Data-Efficient Framework for Real-world Multiple Sound Source 2D Localization
This work is significant for researchers and practitioners working on sound source localization, particularly in real-world applications where data collection is expensive and microphone array layouts can vary. It offers a method to improve model performance and generalization with less reliance on real-world labeled data.
This paper addresses the challenge of localizing multiple sound sources in real-world scenarios using deep neural networks, which typically demand extensive training data. The authors propose an adversarial learning framework that significantly improves localization performance by bridging the gap between synthetic and real data without requiring real-world labels. Additionally, they introduce an explicit transformation layer that allows the model to generalize effectively to unseen microphone array layouts during inference.

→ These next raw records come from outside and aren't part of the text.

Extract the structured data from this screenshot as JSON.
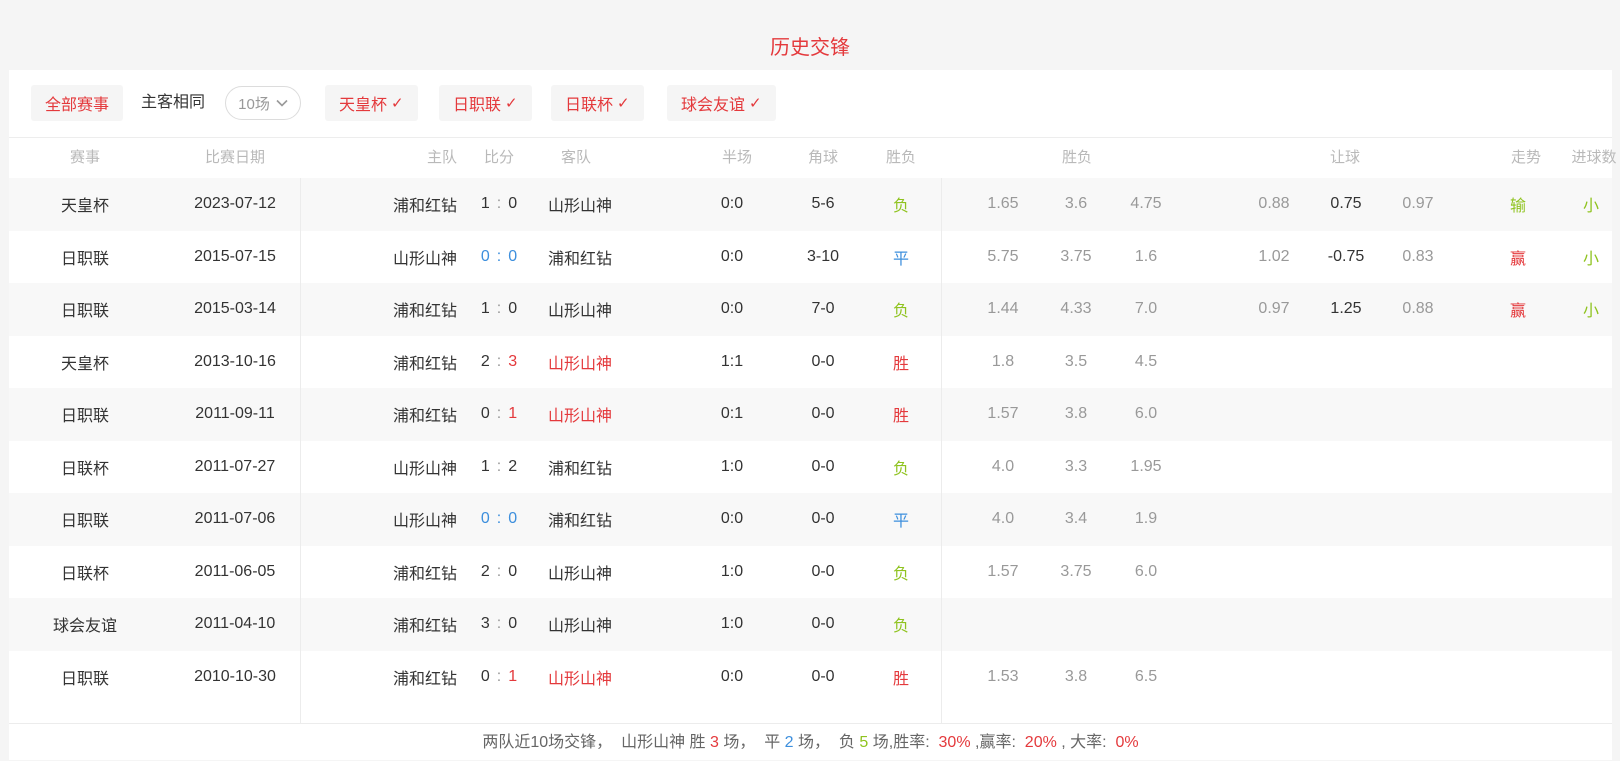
{
  "title": "历史交锋",
  "colors": {
    "red": "#e4393c",
    "green": "#8fc31f",
    "blue": "#3d8fdd",
    "gray": "#999999"
  },
  "filters": {
    "all": "全部赛事",
    "same": "主客相同",
    "count": "10场",
    "check": "✓",
    "tags": [
      "天皇杯",
      "日职联",
      "日联杯",
      "球会友谊"
    ]
  },
  "table": {
    "headers": [
      "赛事",
      "比赛日期",
      "主队",
      "比分",
      "客队",
      "半场",
      "角球",
      "胜负",
      "胜负",
      "让球",
      "走势",
      "进球数"
    ],
    "rows": [
      {
        "league": "天皇杯",
        "date": "2023-07-12",
        "home": "浦和红钻",
        "score_home": "1",
        "score_away": "0",
        "score_style": "dark",
        "away": "山形山神",
        "away_red": false,
        "half": "0:0",
        "corner": "5-6",
        "result": "负",
        "odds": [
          "1.65",
          "3.6",
          "4.75"
        ],
        "handicap": [
          "0.88",
          "0.75",
          "0.97"
        ],
        "trend": "输",
        "goals": "小"
      },
      {
        "league": "日职联",
        "date": "2015-07-15",
        "home": "山形山神",
        "score_home": "0",
        "score_away": "0",
        "score_style": "blue",
        "away": "浦和红钻",
        "away_red": false,
        "half": "0:0",
        "corner": "3-10",
        "result": "平",
        "odds": [
          "5.75",
          "3.75",
          "1.6"
        ],
        "handicap": [
          "1.02",
          "-0.75",
          "0.83"
        ],
        "trend": "赢",
        "goals": "小"
      },
      {
        "league": "日职联",
        "date": "2015-03-14",
        "home": "浦和红钻",
        "score_home": "1",
        "score_away": "0",
        "score_style": "dark",
        "away": "山形山神",
        "away_red": false,
        "half": "0:0",
        "corner": "7-0",
        "result": "负",
        "odds": [
          "1.44",
          "4.33",
          "7.0"
        ],
        "handicap": [
          "0.97",
          "1.25",
          "0.88"
        ],
        "trend": "赢",
        "goals": "小"
      },
      {
        "league": "天皇杯",
        "date": "2013-10-16",
        "home": "浦和红钻",
        "score_home": "2",
        "score_away": "3",
        "score_style": "awaywin",
        "away": "山形山神",
        "away_red": true,
        "half": "1:1",
        "corner": "0-0",
        "result": "胜",
        "odds": [
          "1.8",
          "3.5",
          "4.5"
        ],
        "handicap": [],
        "trend": "",
        "goals": ""
      },
      {
        "league": "日职联",
        "date": "2011-09-11",
        "home": "浦和红钻",
        "score_home": "0",
        "score_away": "1",
        "score_style": "awaywin",
        "away": "山形山神",
        "away_red": true,
        "half": "0:1",
        "corner": "0-0",
        "result": "胜",
        "odds": [
          "1.57",
          "3.8",
          "6.0"
        ],
        "handicap": [],
        "trend": "",
        "goals": ""
      },
      {
        "league": "日联杯",
        "date": "2011-07-27",
        "home": "山形山神",
        "score_home": "1",
        "score_away": "2",
        "score_style": "dark",
        "away": "浦和红钻",
        "away_red": false,
        "half": "1:0",
        "corner": "0-0",
        "result": "负",
        "odds": [
          "4.0",
          "3.3",
          "1.95"
        ],
        "handicap": [],
        "trend": "",
        "goals": ""
      },
      {
        "league": "日职联",
        "date": "2011-07-06",
        "home": "山形山神",
        "score_home": "0",
        "score_away": "0",
        "score_style": "blue",
        "away": "浦和红钻",
        "away_red": false,
        "half": "0:0",
        "corner": "0-0",
        "result": "平",
        "odds": [
          "4.0",
          "3.4",
          "1.9"
        ],
        "handicap": [],
        "trend": "",
        "goals": ""
      },
      {
        "league": "日联杯",
        "date": "2011-06-05",
        "home": "浦和红钻",
        "score_home": "2",
        "score_away": "0",
        "score_style": "dark",
        "away": "山形山神",
        "away_red": false,
        "half": "1:0",
        "corner": "0-0",
        "result": "负",
        "odds": [
          "1.57",
          "3.75",
          "6.0"
        ],
        "handicap": [],
        "trend": "",
        "goals": ""
      },
      {
        "league": "球会友谊",
        "date": "2011-04-10",
        "home": "浦和红钻",
        "score_home": "3",
        "score_away": "0",
        "score_style": "dark",
        "away": "山形山神",
        "away_red": false,
        "half": "1:0",
        "corner": "0-0",
        "result": "负",
        "odds": [],
        "handicap": [],
        "trend": "",
        "goals": ""
      },
      {
        "league": "日职联",
        "date": "2010-10-30",
        "home": "浦和红钻",
        "score_home": "0",
        "score_away": "1",
        "score_style": "awaywin",
        "away": "山形山神",
        "away_red": true,
        "half": "0:0",
        "corner": "0-0",
        "result": "胜",
        "odds": [
          "1.53",
          "3.8",
          "6.5"
        ],
        "handicap": [],
        "trend": "",
        "goals": ""
      }
    ]
  },
  "summary": {
    "segments": [
      {
        "text": "两队近10场交锋，  ",
        "color": "base"
      },
      {
        "text": "山形山神 胜 ",
        "color": "base"
      },
      {
        "text": "3",
        "color": "red"
      },
      {
        "text": " 场，  ",
        "color": "base"
      },
      {
        "text": "平 ",
        "color": "base"
      },
      {
        "text": "2",
        "color": "blue"
      },
      {
        "text": " 场，  ",
        "color": "base"
      },
      {
        "text": "负 ",
        "color": "base"
      },
      {
        "text": "5",
        "color": "green"
      },
      {
        "text": " 场,",
        "color": "base"
      },
      {
        "text": "胜率:  ",
        "color": "base"
      },
      {
        "text": "30%",
        "color": "red"
      },
      {
        "text": " ,赢率:  ",
        "color": "base"
      },
      {
        "text": "20%",
        "color": "red"
      },
      {
        "text": " , 大率:  ",
        "color": "base"
      },
      {
        "text": "0%",
        "color": "red"
      }
    ]
  }
}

Deep neural networks have recently led to promising results for the task of multiple sound source localization. Yet, they require a lot of training data to cover a variety of acoustic conditions and microphone array layouts. One can leverage acoustic simulators to inexpensively generate labeled training data. However, models trained on synthetic data tend to perform poorly with real-world recordings due to the domain mismatch. Moreover, learning for different microphone array layouts makes the task more complicated due to the infinite number of possible layouts. We propose to use adversarial learning methods to close the gap between synthetic and real domains. Our novel ensemble-discrimination method significantly improves the localization performance without requiring any label from the real data. Furthermore, we propose a novel explicit transformation layer to be embedded in the localization architecture. It enables the model to be trained with data from specific microphone array layouts while generalizing well to unseen layouts during inference.